Здесь, при дворе, Даша как-то раз увидела необыкновенно красивую и нежную, совсем юную, пятнадцатилетнюю девушку. Это была княгиня Наталья Шереметева, о которой ходили слухи, что она страстно влюблена в князя Ивана Долгорукого, и будто бы уже речь идет о скорой помолвке. Девушка была сирота, а покойный отец ее, фельдмаршал Борис Шереметев, был известен не только деяниями своими и баснословным состоянием, но и изречением: «Волю государеву усердно и не размышляя исполняй!» Даша была верной подданной, однако именно эту «волю государеву» исполнить не могла – не могла, а главное, не хотела!
Ей было страшно, тревожно, ей дурно становилось, когда невзначай встречалась с молодым императором взглядом.

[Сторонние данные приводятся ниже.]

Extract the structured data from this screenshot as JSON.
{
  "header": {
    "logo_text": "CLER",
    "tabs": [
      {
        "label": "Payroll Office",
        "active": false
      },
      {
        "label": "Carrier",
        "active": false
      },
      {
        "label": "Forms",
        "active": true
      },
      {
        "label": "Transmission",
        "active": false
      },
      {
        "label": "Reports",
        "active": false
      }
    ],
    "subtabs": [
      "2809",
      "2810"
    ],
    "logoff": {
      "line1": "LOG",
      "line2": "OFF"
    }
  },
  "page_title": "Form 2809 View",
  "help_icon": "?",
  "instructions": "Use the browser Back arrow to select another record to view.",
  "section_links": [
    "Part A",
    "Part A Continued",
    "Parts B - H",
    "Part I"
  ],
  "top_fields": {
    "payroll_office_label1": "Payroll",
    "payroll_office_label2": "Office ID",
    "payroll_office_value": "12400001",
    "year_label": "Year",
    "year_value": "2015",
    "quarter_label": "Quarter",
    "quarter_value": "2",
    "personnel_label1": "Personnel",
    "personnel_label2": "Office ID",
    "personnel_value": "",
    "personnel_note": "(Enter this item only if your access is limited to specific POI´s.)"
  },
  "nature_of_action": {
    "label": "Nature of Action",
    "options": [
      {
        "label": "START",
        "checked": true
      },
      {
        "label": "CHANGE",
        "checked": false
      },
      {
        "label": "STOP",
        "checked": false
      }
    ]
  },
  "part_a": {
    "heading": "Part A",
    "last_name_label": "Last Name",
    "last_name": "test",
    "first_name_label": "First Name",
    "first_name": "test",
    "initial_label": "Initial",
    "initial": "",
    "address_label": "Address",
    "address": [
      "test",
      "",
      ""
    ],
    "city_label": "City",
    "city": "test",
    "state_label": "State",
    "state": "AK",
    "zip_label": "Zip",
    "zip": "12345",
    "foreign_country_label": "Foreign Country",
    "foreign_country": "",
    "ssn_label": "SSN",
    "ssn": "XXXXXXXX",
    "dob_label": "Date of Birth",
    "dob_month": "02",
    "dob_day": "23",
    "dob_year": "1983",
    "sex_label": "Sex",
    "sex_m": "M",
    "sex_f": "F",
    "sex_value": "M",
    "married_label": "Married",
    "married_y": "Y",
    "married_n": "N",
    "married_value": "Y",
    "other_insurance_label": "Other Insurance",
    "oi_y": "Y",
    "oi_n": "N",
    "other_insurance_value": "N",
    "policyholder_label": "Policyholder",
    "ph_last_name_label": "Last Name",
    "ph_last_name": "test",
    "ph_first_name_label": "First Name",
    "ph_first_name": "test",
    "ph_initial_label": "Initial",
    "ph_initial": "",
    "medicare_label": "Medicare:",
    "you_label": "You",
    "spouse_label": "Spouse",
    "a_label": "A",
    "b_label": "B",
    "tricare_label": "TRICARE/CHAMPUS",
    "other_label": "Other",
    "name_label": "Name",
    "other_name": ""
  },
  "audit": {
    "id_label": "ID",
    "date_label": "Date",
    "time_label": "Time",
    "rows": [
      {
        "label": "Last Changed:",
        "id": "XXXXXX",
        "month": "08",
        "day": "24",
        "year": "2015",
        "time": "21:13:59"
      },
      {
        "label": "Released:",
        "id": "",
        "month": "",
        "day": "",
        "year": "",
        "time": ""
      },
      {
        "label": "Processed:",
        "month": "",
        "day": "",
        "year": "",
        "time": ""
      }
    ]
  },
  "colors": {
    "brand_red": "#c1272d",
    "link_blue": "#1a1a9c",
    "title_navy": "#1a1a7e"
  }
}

Она старалась держать глаза опущенными, однако Петр непрестанно обращался к ней, заговаривал, надо или не надо, старался встать так, чтобы оказаться как можно ближе к Даше, иногда словно невзначай касался ее, осторожно, как бы в забытьи, перебирал пальцами краешек кружевной оторочки рукава, и тогда руки тряслись у обоих: у Даши от страха, у Петра – от волнения. Как сейчас.
Она о многом успела узнать, многое смогла понять за те несколько дней, что непрестанно бывала при дворе. Здесь все было проникнуто особым, хитрым, лукавым духом, каждое слово имело двойной смысл, а иногда и под этим двойным смыслом лежала иная подоплека. Взгляд, выражение лица, речь, повадки, поступки одного человека, казалось, могли принадлежать, самое малое, пятерым, настолько они были различны, даже противоречивы. Однако все это было безусловно подчинено воле – вернее, самомалейшему капризу государя, его жажде непрестанных удовольствий, цель которых была одна: снова и снова доказать окружающим и самому себе, что властитель здесь – он, четырнадцатилетний, нет, еще тринадцатилетний ребенок, которому подчинена и жизнь, и смерть окружающих. Это будто бы игра такая была, в которую придворные, министры, вельможи играли весьма охотно, потому что ставкою здесь были почести, богатства, имения, чины, ордена – все то, что составляло смысл и основу их существования. А Даша в эту игру играть не хотела. Может быть, если бы она могла поверить, что мальчик истинно влюбился, потерял голову, сходит по ней с ума – может, тогда она… нет, не то что сдалась бы на его высказанные мольбы, но хотя бы взглянула на него без страха или пожалела. Однако тем женским чутьем, которое в решающие минуты жизни никогда не ошибается и не подводит, она осознавала: для государя это внезапное влечение к ней – лишь одно из средств проявить свою неограниченную власть.